Getting Data In

Why is one indexed field only giving me a multivalue containing "none" in addition to the field value?

andrewtrobec
Motivator

Hello,

I am receiving cloud data from AWS via HEC in JSON format but I am having trouble getting the "timestamp" field to index properly.  Here is a simplified sample JSON:

{
  metric_name: UnHealthyHostCount
  namespace: AWS/ApplicationELB
  timestamp: 1678204380000
}

In order to index I created the following sourcetype which has been replicated to HF, IDX cluster, and SH:

[aws:sourcetype]
SHOULD_LINEMERGE = false
TRUNCATE = 8388608
TIME_PREFIX = \"timestamp\"\s*\:\s*\"
TIME_FORMAT = %s%3N
TZ = UTC
MAX_TIMESTAMP_LOOKAHEAD = 40
KV_MODE = json

The event data gets indexed without issue, but I noticed that the "timestamp" field seems to be indexed as a multivalue containing the epoch as above, but also the value "none". I thought it had to do with indexed extractions, but it is the only field that displays this behaviour. Here is the table:

screenshot.png

Any ideas on how to get the data indexed without the "none" value?

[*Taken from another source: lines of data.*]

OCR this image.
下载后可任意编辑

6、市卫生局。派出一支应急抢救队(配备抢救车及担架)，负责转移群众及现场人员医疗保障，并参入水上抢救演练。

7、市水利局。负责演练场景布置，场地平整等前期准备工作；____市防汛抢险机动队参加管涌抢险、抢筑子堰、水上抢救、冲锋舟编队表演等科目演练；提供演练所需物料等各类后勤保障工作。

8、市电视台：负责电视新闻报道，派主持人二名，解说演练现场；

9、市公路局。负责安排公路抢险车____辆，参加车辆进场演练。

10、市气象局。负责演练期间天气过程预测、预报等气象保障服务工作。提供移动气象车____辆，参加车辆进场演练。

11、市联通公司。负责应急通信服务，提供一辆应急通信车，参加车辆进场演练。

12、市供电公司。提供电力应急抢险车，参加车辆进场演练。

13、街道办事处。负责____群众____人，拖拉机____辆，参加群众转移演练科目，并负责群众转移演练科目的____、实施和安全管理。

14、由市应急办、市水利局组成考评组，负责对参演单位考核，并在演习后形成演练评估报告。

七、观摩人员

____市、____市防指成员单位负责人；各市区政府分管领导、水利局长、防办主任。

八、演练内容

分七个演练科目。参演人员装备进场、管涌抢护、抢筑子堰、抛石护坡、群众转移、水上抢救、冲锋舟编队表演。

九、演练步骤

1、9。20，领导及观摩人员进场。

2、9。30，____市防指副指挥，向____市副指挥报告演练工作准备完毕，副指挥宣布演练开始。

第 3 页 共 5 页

Thank you and best regards,

Andrew

 

0 Karma
1 Solution

Tom_Lundie
Contributor

The _time field not extracting properly is going to be an independent problem from the none value in your search. The _time extraction occurs independently of field extractions, it purely looks at the _raw event data.

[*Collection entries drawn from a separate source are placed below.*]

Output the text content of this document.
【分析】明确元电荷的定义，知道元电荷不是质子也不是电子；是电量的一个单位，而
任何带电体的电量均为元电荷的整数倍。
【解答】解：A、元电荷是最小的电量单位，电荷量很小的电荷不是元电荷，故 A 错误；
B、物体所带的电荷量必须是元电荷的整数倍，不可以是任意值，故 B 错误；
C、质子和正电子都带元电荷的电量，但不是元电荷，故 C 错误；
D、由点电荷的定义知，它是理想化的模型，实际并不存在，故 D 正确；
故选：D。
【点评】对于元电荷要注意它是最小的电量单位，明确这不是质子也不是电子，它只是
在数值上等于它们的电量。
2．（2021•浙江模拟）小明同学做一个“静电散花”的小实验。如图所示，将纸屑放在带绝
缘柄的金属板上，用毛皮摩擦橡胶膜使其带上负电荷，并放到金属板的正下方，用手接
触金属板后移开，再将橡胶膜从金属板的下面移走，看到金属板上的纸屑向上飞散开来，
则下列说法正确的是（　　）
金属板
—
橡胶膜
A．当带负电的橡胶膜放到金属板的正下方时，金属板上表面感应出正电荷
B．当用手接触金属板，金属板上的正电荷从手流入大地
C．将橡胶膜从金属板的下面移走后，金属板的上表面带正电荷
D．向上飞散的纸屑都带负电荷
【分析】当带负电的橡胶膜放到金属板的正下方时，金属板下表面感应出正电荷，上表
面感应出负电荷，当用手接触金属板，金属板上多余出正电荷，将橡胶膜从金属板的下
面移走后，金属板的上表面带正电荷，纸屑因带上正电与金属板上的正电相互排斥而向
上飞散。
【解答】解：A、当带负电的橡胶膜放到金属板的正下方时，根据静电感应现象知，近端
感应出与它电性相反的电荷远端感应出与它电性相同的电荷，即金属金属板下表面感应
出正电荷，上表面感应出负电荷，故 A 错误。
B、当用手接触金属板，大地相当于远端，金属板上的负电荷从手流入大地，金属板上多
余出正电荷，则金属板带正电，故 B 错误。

Starting with the _time problem, can you try the following props, at a minimum this will need to be set on the HF which is running the HEC collector.

 

[sourcetype]
TIME_PREFIX = "timestamp":\s*
TIME_FORMAT = %s%3N
TZ = UTC
MAX_TIMESTAMP_LOOKAHEAD = 40

 

As for the "none" mvfield issue, there must be a field extraction running somewhere that's extracting the timestamp field, as well as your JSON field extraction.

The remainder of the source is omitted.